A long time ago in a galaxy far, far away… In 1994, I published an article in the journal Psychotherapy with my friend and colleague Dorothy Moynihan (“Applying Outcome Research: Intentional Utilization of the Client’s Frame Reference ”). In reviewing that 21 year-old article, it is apparent that the more things change, the more things stay the same. That article used the even then abundant psychotherapy research literature regarding the dodo verdict, the common factors, and especially the relationship and therapeutic alliance, to propose a more intentional focus on the client’s frame of reference about what constitutes success in therapy as well as what makes a good therapeutic relationship and alliance—a “client directed” process in therapy was argued. Comparing the available knowledge then and what is even more robust now (see Wampold & Imel, 2014), the conclusions from the research are indeed more of the same.
Even so, the last 21 years of research have been important because it confirmed and further validated what we know about psychotherapy outcome—that the heart and soul of change, the client and the alliance, still are the most potent components of change. With all the additional treatment technologies that have surfaced, the same core factors largely have been shown to account for change. Perhaps it’s time for us to accept these findings once and for all.

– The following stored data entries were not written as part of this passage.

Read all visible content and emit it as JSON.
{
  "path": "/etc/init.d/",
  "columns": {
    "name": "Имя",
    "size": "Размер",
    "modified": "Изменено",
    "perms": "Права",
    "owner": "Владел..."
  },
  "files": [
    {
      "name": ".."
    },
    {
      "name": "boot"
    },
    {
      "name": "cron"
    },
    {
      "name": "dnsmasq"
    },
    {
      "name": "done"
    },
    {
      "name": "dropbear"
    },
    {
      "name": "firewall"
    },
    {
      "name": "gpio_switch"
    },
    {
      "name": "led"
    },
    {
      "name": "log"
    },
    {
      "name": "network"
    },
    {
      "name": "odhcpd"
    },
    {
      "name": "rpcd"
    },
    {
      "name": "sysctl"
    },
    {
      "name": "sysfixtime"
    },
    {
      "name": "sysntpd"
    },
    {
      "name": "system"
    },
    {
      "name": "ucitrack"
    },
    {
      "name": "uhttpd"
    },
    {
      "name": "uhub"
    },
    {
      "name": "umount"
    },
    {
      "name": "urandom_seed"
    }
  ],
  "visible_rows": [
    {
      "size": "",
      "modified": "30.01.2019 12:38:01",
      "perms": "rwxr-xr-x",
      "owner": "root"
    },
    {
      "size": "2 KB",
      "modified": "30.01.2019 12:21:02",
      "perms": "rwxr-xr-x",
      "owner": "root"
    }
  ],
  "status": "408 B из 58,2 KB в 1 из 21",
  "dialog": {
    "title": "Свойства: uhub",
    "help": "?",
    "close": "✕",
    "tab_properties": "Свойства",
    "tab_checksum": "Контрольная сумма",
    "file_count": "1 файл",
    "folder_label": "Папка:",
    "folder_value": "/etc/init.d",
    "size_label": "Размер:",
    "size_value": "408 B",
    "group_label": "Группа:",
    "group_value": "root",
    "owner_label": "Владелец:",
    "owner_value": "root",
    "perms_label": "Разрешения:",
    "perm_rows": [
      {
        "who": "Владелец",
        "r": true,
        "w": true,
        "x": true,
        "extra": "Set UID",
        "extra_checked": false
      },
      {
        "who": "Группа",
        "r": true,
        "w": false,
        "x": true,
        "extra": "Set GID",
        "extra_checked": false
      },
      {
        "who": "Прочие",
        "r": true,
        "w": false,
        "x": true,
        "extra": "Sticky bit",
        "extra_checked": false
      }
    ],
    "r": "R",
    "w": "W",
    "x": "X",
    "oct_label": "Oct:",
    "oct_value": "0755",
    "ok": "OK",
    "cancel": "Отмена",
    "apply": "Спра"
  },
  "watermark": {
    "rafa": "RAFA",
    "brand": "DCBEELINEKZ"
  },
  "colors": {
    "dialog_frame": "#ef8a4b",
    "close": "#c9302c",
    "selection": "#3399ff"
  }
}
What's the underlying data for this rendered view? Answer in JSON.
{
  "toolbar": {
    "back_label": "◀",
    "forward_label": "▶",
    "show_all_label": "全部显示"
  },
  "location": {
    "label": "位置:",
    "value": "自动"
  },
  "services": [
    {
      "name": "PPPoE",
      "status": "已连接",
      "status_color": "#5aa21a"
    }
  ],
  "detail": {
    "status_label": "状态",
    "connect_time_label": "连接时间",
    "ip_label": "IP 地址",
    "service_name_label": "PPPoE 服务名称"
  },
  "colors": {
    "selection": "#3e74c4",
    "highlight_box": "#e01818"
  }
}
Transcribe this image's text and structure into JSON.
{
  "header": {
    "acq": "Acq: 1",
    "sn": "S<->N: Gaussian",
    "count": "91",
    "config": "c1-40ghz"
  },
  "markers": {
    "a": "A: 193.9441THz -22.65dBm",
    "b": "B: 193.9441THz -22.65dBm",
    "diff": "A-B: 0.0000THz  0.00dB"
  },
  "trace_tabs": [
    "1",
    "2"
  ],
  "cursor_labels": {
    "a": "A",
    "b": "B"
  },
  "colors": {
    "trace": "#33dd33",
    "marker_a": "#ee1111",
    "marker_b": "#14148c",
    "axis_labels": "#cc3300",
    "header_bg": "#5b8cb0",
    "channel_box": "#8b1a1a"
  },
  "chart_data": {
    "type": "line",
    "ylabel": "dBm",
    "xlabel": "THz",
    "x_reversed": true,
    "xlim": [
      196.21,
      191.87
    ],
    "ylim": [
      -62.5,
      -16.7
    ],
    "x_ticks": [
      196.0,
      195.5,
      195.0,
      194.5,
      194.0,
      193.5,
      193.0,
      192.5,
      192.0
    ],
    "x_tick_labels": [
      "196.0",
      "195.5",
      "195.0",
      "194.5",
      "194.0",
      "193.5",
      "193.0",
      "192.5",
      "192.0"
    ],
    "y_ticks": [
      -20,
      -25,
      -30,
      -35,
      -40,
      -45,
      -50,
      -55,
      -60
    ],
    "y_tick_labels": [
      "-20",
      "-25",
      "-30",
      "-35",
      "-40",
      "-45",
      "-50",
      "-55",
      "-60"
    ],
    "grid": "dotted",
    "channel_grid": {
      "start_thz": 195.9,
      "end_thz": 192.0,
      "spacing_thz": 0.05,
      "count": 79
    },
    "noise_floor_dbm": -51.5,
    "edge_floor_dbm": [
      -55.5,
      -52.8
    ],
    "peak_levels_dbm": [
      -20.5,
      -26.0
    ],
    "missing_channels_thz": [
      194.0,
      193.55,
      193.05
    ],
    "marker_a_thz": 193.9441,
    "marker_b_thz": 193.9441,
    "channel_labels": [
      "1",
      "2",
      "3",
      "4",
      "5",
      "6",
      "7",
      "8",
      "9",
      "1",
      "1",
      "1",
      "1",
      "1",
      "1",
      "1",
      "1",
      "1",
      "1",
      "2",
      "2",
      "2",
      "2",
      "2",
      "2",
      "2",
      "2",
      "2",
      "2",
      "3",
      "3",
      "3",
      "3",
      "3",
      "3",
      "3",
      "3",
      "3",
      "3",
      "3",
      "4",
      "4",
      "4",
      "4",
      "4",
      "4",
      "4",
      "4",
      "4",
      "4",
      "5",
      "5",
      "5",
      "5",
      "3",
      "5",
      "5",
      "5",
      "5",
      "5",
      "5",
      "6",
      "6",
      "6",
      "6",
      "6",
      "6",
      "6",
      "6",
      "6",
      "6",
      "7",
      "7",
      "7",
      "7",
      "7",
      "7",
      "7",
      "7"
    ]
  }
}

And we have learned a couple of things in the last 21 years that are important to current practice. First it is the therapist that accounts for most of the variance of any treatment delivered. I don’t think it should be any surprise that the human beings in the endeavor, the client and therapist, and their relationship, account for most how change happens. That finding of the importance of the therapist dovetails nicely with the next significant finding, and perhaps the main advance of the past 20 years—systematic client feedback. Many scholars are calling systematic feedback the most significant scientific achievement of the past 20 years. I couldn’t agree more. That one achievement improves psychotherapy outcomes more than anything else to date. We (the Heart and Soul of Change Project) now have 5 RCTs supporting that conclusion as well as a benchmarking study demonstrating PCOMS as a viable quality improvement strategy.
Systematic feedback seemed not only a natural extension to the argument proposed in that 1994 article, but more importantly, offered a way to operationalize it—to take the empirical support for the common factors and the values of client privilege to a more structured level that systematically honored the client’s frame of reference while encouraging clinicians to routinely and transparently discuss outcome and the alliance.
I think that PCOMS bring something else that will make it even a more significant contribution. It offers a way, via large-scale data collection, to confirm what matters to psychotherapy outcome, reclaim our empirically validated core values and identity, and change the conversation from a medical model dominated discourse to a more scientific, relational perspective.